If you want phone-calls 24/7, then you should go for the RegEx-thing and let the user freely enter some cryptography in a TEdit.
If you want happy users and a good night sleep, then be creative and drop the boring RegEx-approach. Create your own filename-decoder by using an Angry bird approach.
Here's the idea:
Create some birds with different string manipulation personalities.
Let the user select and arrange these birds.
Execute the user generated string manipulation.
Sample code:
program AngryBirdFilenameDecoder;
{$APPTYPE CONSOLE}
uses
SysUtils;
procedure PerformEatUntilDash(var aStr: String);
begin
if Pos('-', aStr) > 0 then
Delete(aStr, 1, Pos('-', aStr));
WriteLn(':-{ > ' + aStr);
end;
procedure PerformEatUntilUnderscore(var aStr: String);
begin
if Pos('_', aStr) > 0 then
Delete(aStr, 1, Pos('_', aStr));
WriteLn(':-/ > ' + aStr);
end;
function FetchDate(var aStr: String): String;
begin
Result := Copy(aStr, 1, 10);
Delete(aStr, 1, 10);
WriteLn(':-) > ' + aStr);
end;
var
i: Integer;
FileName: String;
TempFileName: String;
SelectedBirds: String;
MyDate: String;
begin
Write('Enter a filename to decode (eg. ''01-ThisIsAText-Img_01-Date_2011-03-08.png''): ');
ReadLn(FileName);
if FileName = '' then
FileName := '01-ThisIsAText-Img_01-Date_2011-03-08.png';
repeat
TempFileName := FileName;
WriteLn('Now, select some birds:');
WriteLn('Bird No.1 :-{ ==> I''ll eat letters until I find a dash (-)');
WriteLn('Bird No.2 :-/ ==> I''ll eat letters until I find a underscore (_)');
WriteLn('Bird No.3 :-) ==> I''ll remember the date before I eat it');
WriteLn;
Write('Chose your birds: (eg. 112123):');
ReadLn(SelectedBirds);
if SelectedBirds = '' then
SelectedBirds := '112123';
for i := 1 to Length(SelectedBirds) do
case SelectedBirds[i] of
'1': PerformEatUntilDash(TempFileName);
'2': PerformEatUntilUnderscore(TempFileName);
'3': MyDate := FetchDate(TempFileName);
end;
WriteLn('Bird No.3 found this date: ' + MyDate);
WriteLn;
WriteLn;
Write('Check filename with some other birds? (Y/N): ');
ReadLn(SelectedBirds);
until (Length(SelectedBirds)=0) or (Uppercase(SelectedBirds[1])<>'Y');
end.
When you'll do this in Delphi with GUI, you'll add more birds and more checking of course. And find some nice bird glyphs.

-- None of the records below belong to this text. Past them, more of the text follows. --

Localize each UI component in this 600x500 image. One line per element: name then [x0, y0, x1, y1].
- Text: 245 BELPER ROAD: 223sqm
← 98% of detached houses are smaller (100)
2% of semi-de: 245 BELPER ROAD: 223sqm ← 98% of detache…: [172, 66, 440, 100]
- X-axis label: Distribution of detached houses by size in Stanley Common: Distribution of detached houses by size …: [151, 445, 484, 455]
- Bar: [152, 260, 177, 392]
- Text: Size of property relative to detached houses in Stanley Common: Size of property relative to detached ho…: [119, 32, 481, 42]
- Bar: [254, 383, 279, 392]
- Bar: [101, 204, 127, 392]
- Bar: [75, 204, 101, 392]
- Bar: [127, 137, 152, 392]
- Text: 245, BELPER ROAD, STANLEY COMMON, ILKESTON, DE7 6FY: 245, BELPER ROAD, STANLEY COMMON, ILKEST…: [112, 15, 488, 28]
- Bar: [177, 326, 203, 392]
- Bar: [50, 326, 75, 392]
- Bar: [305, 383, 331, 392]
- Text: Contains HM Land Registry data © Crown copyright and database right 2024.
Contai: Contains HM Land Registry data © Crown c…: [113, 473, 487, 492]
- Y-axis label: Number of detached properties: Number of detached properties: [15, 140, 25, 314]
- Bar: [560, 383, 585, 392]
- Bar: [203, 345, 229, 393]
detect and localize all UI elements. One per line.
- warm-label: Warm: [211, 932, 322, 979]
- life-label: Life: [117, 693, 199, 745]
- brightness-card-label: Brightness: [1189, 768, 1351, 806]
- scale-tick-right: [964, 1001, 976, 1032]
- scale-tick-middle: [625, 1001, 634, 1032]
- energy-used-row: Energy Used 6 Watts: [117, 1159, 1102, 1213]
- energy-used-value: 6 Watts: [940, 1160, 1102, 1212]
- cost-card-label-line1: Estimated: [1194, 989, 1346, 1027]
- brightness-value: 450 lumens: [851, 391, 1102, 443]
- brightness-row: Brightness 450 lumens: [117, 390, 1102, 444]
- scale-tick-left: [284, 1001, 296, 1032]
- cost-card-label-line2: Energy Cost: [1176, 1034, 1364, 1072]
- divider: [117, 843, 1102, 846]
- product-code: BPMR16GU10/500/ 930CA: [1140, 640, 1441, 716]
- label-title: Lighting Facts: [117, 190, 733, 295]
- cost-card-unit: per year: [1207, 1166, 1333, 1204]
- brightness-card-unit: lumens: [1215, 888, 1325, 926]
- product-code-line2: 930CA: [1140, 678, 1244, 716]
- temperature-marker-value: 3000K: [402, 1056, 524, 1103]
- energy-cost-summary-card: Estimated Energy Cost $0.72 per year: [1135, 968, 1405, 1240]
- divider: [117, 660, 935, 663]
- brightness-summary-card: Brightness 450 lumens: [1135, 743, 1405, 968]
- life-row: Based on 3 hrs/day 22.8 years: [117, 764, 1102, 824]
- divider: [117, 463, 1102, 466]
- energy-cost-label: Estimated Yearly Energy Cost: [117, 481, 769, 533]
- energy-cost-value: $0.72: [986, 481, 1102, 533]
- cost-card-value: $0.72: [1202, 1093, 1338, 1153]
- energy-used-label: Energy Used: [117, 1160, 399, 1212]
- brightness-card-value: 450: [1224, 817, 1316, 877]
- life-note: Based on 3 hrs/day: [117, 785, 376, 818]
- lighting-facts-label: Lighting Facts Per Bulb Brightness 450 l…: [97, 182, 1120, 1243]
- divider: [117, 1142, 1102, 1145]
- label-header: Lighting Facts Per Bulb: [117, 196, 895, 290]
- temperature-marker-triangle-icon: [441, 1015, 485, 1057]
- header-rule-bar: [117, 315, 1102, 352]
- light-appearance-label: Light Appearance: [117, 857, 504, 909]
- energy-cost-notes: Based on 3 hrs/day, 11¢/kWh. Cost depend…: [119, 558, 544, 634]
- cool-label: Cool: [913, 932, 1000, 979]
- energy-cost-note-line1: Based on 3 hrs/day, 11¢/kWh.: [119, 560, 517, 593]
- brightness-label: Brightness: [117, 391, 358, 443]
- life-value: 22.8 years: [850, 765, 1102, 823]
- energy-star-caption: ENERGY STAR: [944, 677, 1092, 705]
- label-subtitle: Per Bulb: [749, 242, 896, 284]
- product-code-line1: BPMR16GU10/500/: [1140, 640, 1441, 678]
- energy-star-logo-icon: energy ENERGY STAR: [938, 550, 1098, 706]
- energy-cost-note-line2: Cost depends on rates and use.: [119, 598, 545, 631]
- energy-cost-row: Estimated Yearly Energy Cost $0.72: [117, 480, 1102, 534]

Use two list boxes. One one the left with all possible birds, and one on the right with all the selected birds. Drag'n'drop birds from left to right. Rearrange (and remove) birds in the list on the right.
The user should be able to test the setup by entering a filename and see the result of the process. Internally you store the script by using enumerators etc.